Noble, who lives in Birmingham, started the weekend as one of 50 state or department champions in the 83rd annual contest. She advanced to the championship through three rounds of intense competition. Noble was sponsored by American Legion Post 555 in Pelham, Ala.
Ashley Tuell, a senior from Johnson City, Tenn., earned a $22,500 college scholarship with a second-place finish, while Jackson Boone, a 12th grade student from Calvert City, Ky., earned $20,000 and third place in the competition. The scholarships account for a small portion of post-secondary scholarships that The American Legion, the nation’s largest veterans organization, awards annually.
In her prepared oration, Noble compared the use of presidential executive orders to the common parental admonishment of authority “because I said so.” She pointed out positive examples of its use, such as the Emancipation Proclamation and the desegregation of the military but also mentioned that it was used by President Franklin D. Roosevelt to establish Japanese American internment camps during World War II.
Noble encouraged people to consider the use of executive orders when they vote. “Executive orders are an extremely valuable tool because they are much faster than passing a law through the legislative branch; however, they are not trivial to undo so you must have confidence in the person making them.
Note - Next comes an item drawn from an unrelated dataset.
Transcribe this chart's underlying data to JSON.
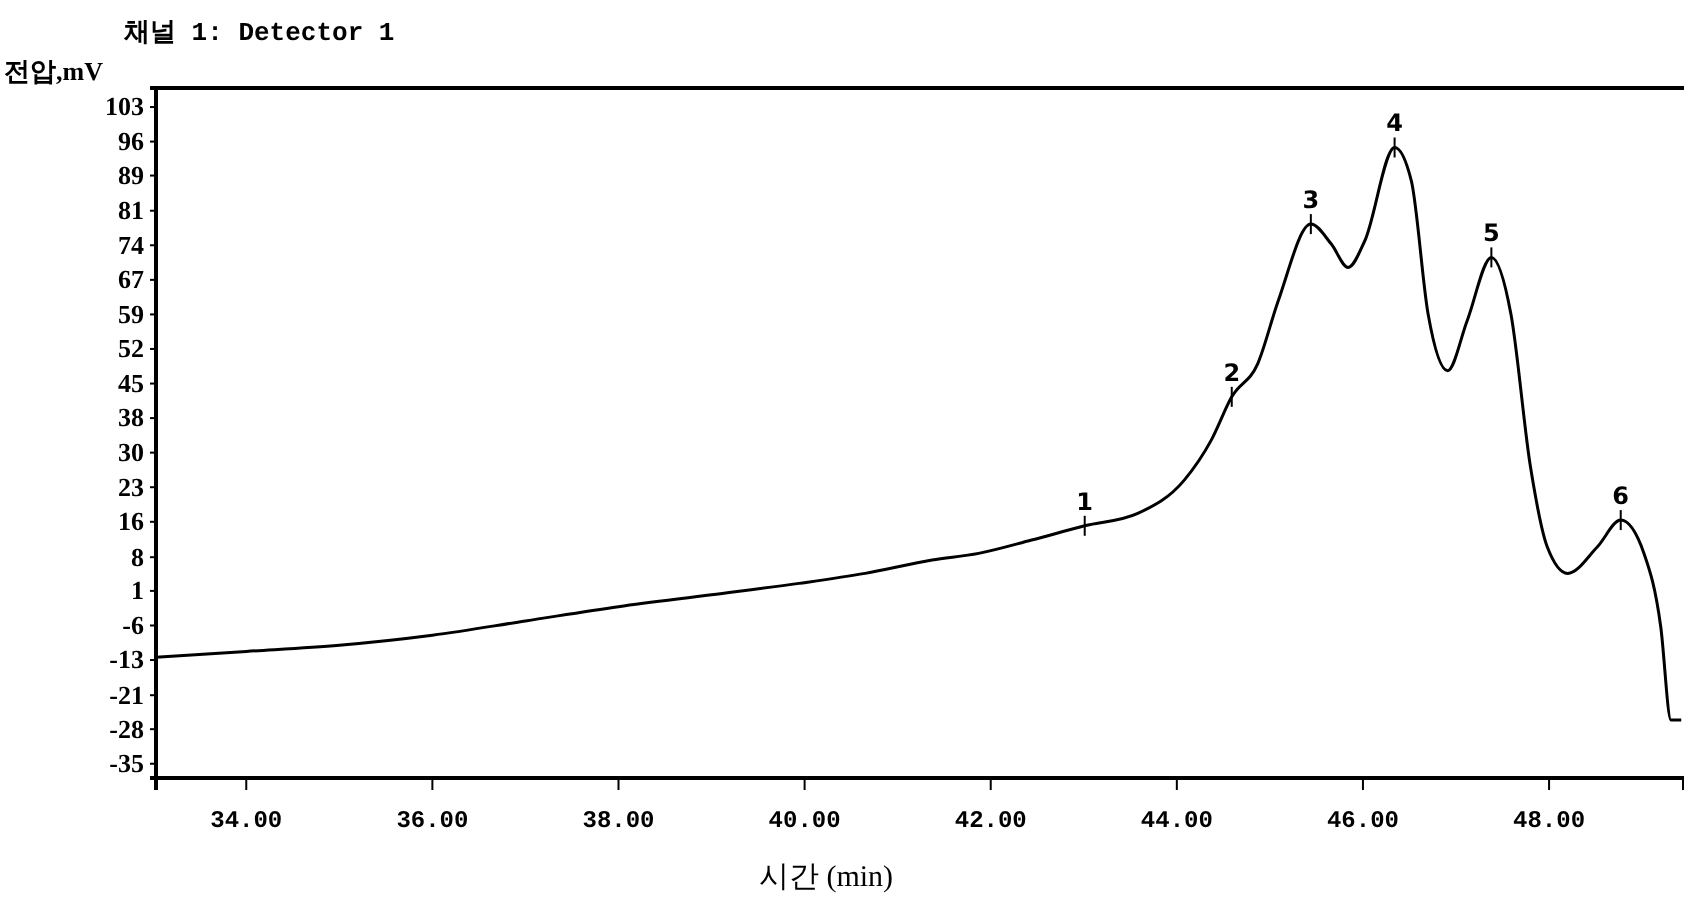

It is a citizen’s responsibility to vote. Not only that, but to vote for someone you trust with the power of executive orders. Because I said so.”
In each round of the weekend competition, orators delivered a rehearsed 8- to 10-minute address and a randomly assigned 3- to 5-minute oration on a constitutional topic, each without the benefit of notes and in front of a live audience, including the judges. The nearly 2-million-member American Legion developed the contest to encourage young people to improve their communications skills and to study the U.S. Constitution. More than $3 million in scholarships have been awarded over the history of the contest.